6. We hebben ook nog gekaraookt. We hebben met de gocart gekart. In het kastensysteem is er geen plaats voor de kastelozen. De aanvallers voerden een een-tweecombinatie (een-twee) uit. Het kasparhausersyndroom heeft wel iets van stommetje spelen [verwaarloosde kinderen leren later ook niet meer praten]. De kasjoeboom (cachou, acajou) geeft cashewnoten. Een kaugek is een zeezwaluw. Die kauwgomkauwer (ook: gum) is echt kauwgek. Een katschip is een kat zonder oren [kort, plomp model fluitschip, later soort bak voor vervoer van geschut en victualiën]. De (VD: het) gekochte
kat-in-de-zak [voeringstof] bleek een kat in de zak te zijn [bedrogen uitkomen]. Een kat-en-muisspelletje is een spelletje van kat en muis. Als je roomser bent dan de paus, heb je iets kathaars [middeleeuwse sekte] over je. Een kawaan is een soort schildpad. Een kazakkeerder hangt de huik naar de wind. Ze wilden gaan zooien (keet schoppen of trappen). Kelkkafjes staan aan de voet van een aartje. Het kemalisme verwijst naar Kemal Atatürk. Een kepie is een militair hoofddeksel (vergelijk: de sjako). Kendo is stokschermen, kempo een vechtsport.
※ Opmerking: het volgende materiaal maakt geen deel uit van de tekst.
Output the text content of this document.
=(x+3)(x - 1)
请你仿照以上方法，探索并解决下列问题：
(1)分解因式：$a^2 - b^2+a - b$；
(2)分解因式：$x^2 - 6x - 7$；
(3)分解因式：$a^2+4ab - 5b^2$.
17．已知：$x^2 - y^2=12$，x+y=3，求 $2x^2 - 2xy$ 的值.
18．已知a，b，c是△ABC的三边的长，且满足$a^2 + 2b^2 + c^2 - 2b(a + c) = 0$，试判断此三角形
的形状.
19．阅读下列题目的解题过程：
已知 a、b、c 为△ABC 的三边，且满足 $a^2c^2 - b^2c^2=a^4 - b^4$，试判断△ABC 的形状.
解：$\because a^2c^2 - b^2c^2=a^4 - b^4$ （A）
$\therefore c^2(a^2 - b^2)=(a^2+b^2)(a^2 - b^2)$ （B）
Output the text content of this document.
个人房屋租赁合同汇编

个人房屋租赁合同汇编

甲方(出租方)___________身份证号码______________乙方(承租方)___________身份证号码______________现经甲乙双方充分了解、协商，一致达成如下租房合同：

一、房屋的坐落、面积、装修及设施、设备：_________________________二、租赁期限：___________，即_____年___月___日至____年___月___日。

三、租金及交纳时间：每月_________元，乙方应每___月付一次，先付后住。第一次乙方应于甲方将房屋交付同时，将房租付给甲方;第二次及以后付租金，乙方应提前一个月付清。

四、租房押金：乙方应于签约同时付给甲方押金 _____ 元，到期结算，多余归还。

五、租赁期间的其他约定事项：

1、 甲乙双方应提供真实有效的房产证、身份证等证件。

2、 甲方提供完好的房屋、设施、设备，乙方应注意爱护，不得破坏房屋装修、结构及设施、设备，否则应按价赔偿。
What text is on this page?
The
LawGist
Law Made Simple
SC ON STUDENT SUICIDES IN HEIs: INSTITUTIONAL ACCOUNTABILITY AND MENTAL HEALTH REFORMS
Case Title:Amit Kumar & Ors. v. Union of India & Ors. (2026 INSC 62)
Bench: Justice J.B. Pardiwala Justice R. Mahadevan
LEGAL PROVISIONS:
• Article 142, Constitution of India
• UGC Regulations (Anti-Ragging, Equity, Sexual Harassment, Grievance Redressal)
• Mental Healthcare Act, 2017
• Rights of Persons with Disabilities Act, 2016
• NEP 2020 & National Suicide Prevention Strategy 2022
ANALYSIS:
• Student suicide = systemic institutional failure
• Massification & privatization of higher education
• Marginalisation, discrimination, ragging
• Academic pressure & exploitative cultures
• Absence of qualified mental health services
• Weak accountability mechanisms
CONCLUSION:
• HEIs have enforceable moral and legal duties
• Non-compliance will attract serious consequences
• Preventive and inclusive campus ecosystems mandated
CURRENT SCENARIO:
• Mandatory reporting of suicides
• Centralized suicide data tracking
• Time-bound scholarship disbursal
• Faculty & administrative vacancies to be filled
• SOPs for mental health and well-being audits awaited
7. [Getallen in cijfers:] Een 65+'er reist op een 65+-kaart. De aal[moezenier], de pastor en de rabbijn trokken samen op. De jurk had een kleurencombinatie à la Picasso. Waar is mijn aangiftebiljet? Bij het op huis aangaan, is hij nog even bij zijn vriend aangegaan (aangewipt, langsgegaan). Het aangelegen huis heeft een aangelegde tuin. Hij bezit een boerderij met aanhorige landerijen. Die stukken moeten tegen elkaar aan liggen. De biedprijs moet aanliggen tegen de vraagprijs. De novice zal het ordekleed aan krijgen. Ze konden de kachel niet aankrijgen. Ik moet wel op je aan kunnen, ook al zou je al het werk niet aankunnen. Is het aannamebeleid gewijzigd? Wat doen we met dit aanslibsel? Je mag dat aanwensel niet als voorwendsel gebruiken. De ene Aarlenaar noemde de andere een Arelaar. 'Abondance' is een kaartterm, abandon een hulpeloze toestand. Abaja is moslimvrouwenkleding. Een aardster is een zekere paddenstoel.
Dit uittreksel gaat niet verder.